= Cesar Garcia (curator) =

Mexican-born American scholar, writer, curator, and educator

Cesar Garcia (born 1985) is a Mexican-born American scholar, writer, curator, and educator. He is the founder and current director and chief curator of The Mistake Room, in Los Angeles.

==Early life and education==
Born in Mexico and raised in the United States from the age of six, Garcia grew up in the Pico-Union neighborhood of Los Angeles. Upon graduating from Bravo Medical Magnet HS in Boyle Heights, Garcia went on to earn a dual bachelor's degree in Political Science and Chicano Studies from UCLA in 2007. Garcia then attended USC's Roski School of Art and Design, where he completed a Master's in Public Art Studies in 2009. His master's thesis, based on extensive field research, mapped the growth of alternative and artist-run spaces along the U.S.-Mexico border during the height of the violent cartel wars.

In 2009, Garcia received a Eugene Cota-Robles Doctoral Fellowship from UCLA's Department of World Arts and Cultures/Dance.

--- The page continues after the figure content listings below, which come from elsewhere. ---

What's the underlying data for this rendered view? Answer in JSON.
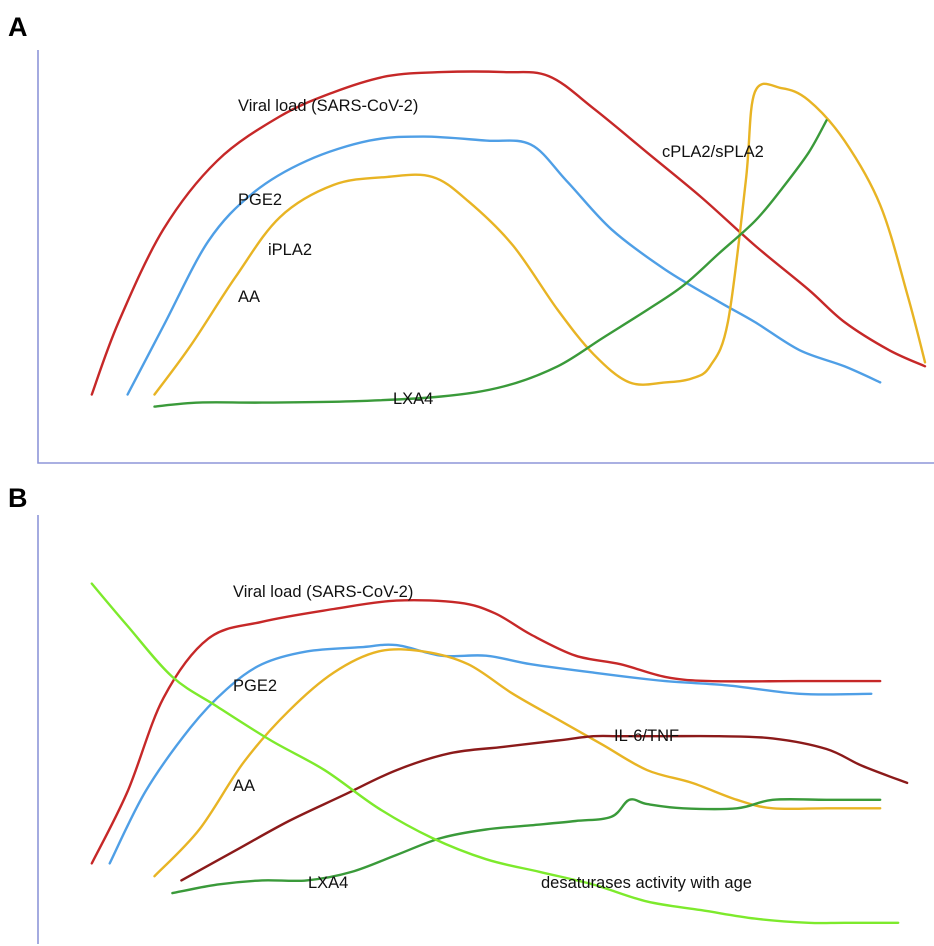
{
  "colors": {
    "viral_load": "#c62828",
    "pge2": "#4f9fe6",
    "aa": "#e8b424",
    "lxa4": "#3a9a3a",
    "cpla2": "#e8b424",
    "il6_tnf": "#8b1a1a",
    "desaturases": "#7dea2c",
    "axis": "#8e96d8"
  },
  "chart_data": [
    {
      "panel": "A",
      "type": "line",
      "title": "",
      "xlabel": "",
      "ylabel": "",
      "grid": false,
      "xlim": [
        0,
        100
      ],
      "ylim": [
        0,
        100
      ],
      "series": [
        {
          "name": "Viral load (SARS-CoV-2)",
          "key": "viral_load",
          "x": [
            6,
            9,
            14,
            20,
            27,
            33,
            39,
            45,
            52,
            57,
            62,
            68,
            74,
            80,
            86,
            90,
            95,
            99
          ],
          "y": [
            17,
            35,
            58,
            75,
            86,
            92,
            96,
            97,
            97,
            96,
            88,
            77,
            66,
            54,
            43,
            35,
            28,
            24
          ]
        },
        {
          "name": "PGE2",
          "key": "pge2",
          "x": [
            10,
            14,
            19,
            24,
            30,
            37,
            43,
            50,
            55,
            59,
            64,
            70,
            76,
            80,
            85,
            90,
            94
          ],
          "y": [
            17,
            34,
            55,
            67,
            75,
            80,
            81,
            80,
            79,
            70,
            58,
            48,
            40,
            35,
            28,
            24,
            20
          ]
        },
        {
          "name": "iPLA2",
          "key": "aa",
          "x": [
            13,
            17,
            22,
            27,
            33,
            39,
            44,
            48,
            53,
            58,
            62,
            66,
            70,
            73,
            75,
            77,
            79,
            80,
            83,
            86,
            90,
            94,
            97,
            99
          ],
          "y": [
            17,
            29,
            46,
            61,
            69,
            71,
            71,
            65,
            54,
            38,
            27,
            20,
            20,
            21,
            24,
            35,
            70,
            92,
            93,
            90,
            80,
            64,
            42,
            25
          ]
        },
        {
          "name": "LXA4",
          "key": "lxa4",
          "x": [
            13,
            18,
            25,
            35,
            45,
            52,
            58,
            63,
            68,
            72,
            76,
            80,
            83,
            86,
            88
          ],
          "y": [
            14,
            15,
            15,
            15.3,
            16.5,
            19,
            24,
            31,
            38,
            44,
            52,
            60,
            68,
            77,
            85
          ]
        }
      ],
      "annotations": [
        {
          "text": "Viral load (SARS-CoV-2)",
          "series": "viral_load"
        },
        {
          "text": "PGE2",
          "series": "pge2"
        },
        {
          "text": "iPLA2",
          "series": "aa"
        },
        {
          "text": "AA",
          "series": "aa"
        },
        {
          "text": "LXA4",
          "series": "lxa4"
        },
        {
          "text": "cPLA2/sPLA2",
          "series": "cpla2"
        }
      ]
    },
    {
      "panel": "B",
      "type": "line",
      "title": "",
      "xlabel": "",
      "ylabel": "",
      "grid": false,
      "xlim": [
        0,
        100
      ],
      "ylim": [
        0,
        100
      ],
      "series": [
        {
          "name": "Viral load (SARS-CoV-2)",
          "key": "viral_load",
          "x": [
            6,
            10,
            14,
            19,
            25,
            33,
            40,
            47,
            51,
            55,
            60,
            65,
            70,
            75,
            85,
            94
          ],
          "y": [
            19,
            36,
            58,
            72,
            76,
            79,
            81,
            80.5,
            78,
            73,
            68,
            66,
            63,
            62,
            62,
            62
          ]
        },
        {
          "name": "PGE2",
          "key": "pge2",
          "x": [
            8,
            12,
            17,
            21,
            25,
            30,
            36,
            40,
            45,
            50,
            55,
            62,
            70,
            77,
            85,
            93
          ],
          "y": [
            19,
            36,
            51,
            60,
            66,
            69,
            70,
            70.5,
            68,
            68,
            66,
            64,
            62,
            61,
            59,
            59
          ]
        },
        {
          "name": "AA",
          "key": "aa",
          "x": [
            13,
            18,
            23,
            28,
            33,
            38,
            43,
            48,
            53,
            58,
            63,
            68,
            73,
            78,
            82,
            88,
            94
          ],
          "y": [
            16,
            27,
            43,
            55,
            64,
            69,
            69,
            66,
            59,
            53,
            47,
            41,
            38,
            34,
            32,
            32,
            32
          ]
        },
        {
          "name": "IL-6/TNF",
          "key": "il6_tnf",
          "x": [
            16,
            22,
            28,
            34,
            40,
            46,
            52,
            58,
            62,
            65,
            70,
            76,
            82,
            88,
            92,
            97
          ],
          "y": [
            15,
            22,
            29,
            35,
            41,
            45,
            46.5,
            48,
            49,
            49,
            49,
            49,
            48.5,
            46,
            42,
            38
          ]
        },
        {
          "name": "LXA4",
          "key": "lxa4",
          "x": [
            15,
            20,
            25,
            30,
            35,
            40,
            45,
            50,
            55,
            60,
            64,
            66,
            68,
            72,
            78,
            82,
            88,
            94
          ],
          "y": [
            12,
            14,
            15,
            15,
            17,
            21,
            25,
            27,
            28,
            29,
            30,
            34,
            33,
            32,
            32,
            34,
            34,
            34
          ]
        },
        {
          "name": "desaturases activity with age",
          "key": "desaturases",
          "x": [
            6,
            10,
            15,
            20,
            26,
            32,
            38,
            44,
            50,
            56,
            62,
            68,
            74,
            80,
            86,
            90,
            96
          ],
          "y": [
            85,
            75,
            63,
            56,
            48,
            41,
            32,
            25,
            20,
            17,
            14,
            10,
            8,
            6,
            5,
            5,
            5
          ]
        }
      ],
      "annotations": [
        {
          "text": "Viral load (SARS-CoV-2)",
          "series": "viral_load"
        },
        {
          "text": "PGE2",
          "series": "pge2"
        },
        {
          "text": "AA",
          "series": "aa"
        },
        {
          "text": "IL-6/TNF",
          "series": "il6_tnf"
        },
        {
          "text": "LXA4",
          "series": "lxa4"
        },
        {
          "text": "desaturases activity with age",
          "series": "desaturases"
        }
      ]
    }
  ]
}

==Career and exhibitions==
Since 2012, Garcia has been the Founding Director and Chief Curator of The Mistake Room—LA's only independent, non-profit cultural institution solely devoted to an international program of art and ideas. From 2007 to 2012, Garcia served as the associate director and Senior Curator at LAXART, Los Angeles. In 2008, Garcia served on the curatorial team of the 2008 California Biennial at the Orange County Museum of Art (curated by Lauri Firstenberg, PhD) and in 2012 he was one of the curators of Made in L.A. 2012, the first Los Angeles Biennial organized by the Hammer Museum and LAXART. Garcia was the U.S. Commissioner of the 13th International Cairo Biennial, and in 2013 served on the curatorial research committee of the 55th International Venice Biennale curated by Massimiliano Gioni.

Garcia's notable exhibitions and projects include Joel Kyack's freeway puppet theater Superclogger (2010); Marcos Ramirez' ERRE's retrospective exhibition at the Museo de Arte Carrillo Gil, Mexico City (co-curated with Kevin Power); a re-staging of Mark di Suvero's Artists Tower of Protest for the Getty Foundation's Pacific Standard Time Performance and Public Art Festival (2012); the U.S. museum premiere of Egyptian artist Wael Shawky's Cabaret Crusades at the Hammer Museum (2013); and Eduardo Sarabia's mid-career survey at the Instituto Cultural Cabañas in Guadalajara, Mexico (2014), amongst others.

At The Mistake Room, Garcia has organized the first U.S. institutional solo show of Colombia-born, UK-based artist Oscar Murillo (2014); the first Los Angeles solo show of Thailand-born, NY-based artist Korakrit Arunanondchai (2014); a survey of artist Gordon Matta-Clark's films (2014); a focused historical exhibition devoted to the work of American abstract expressionist painter Ed Clark (2015); and the first U.S. solo show of Argentina-born, Guatemala-based artist Vivian Suter (2015).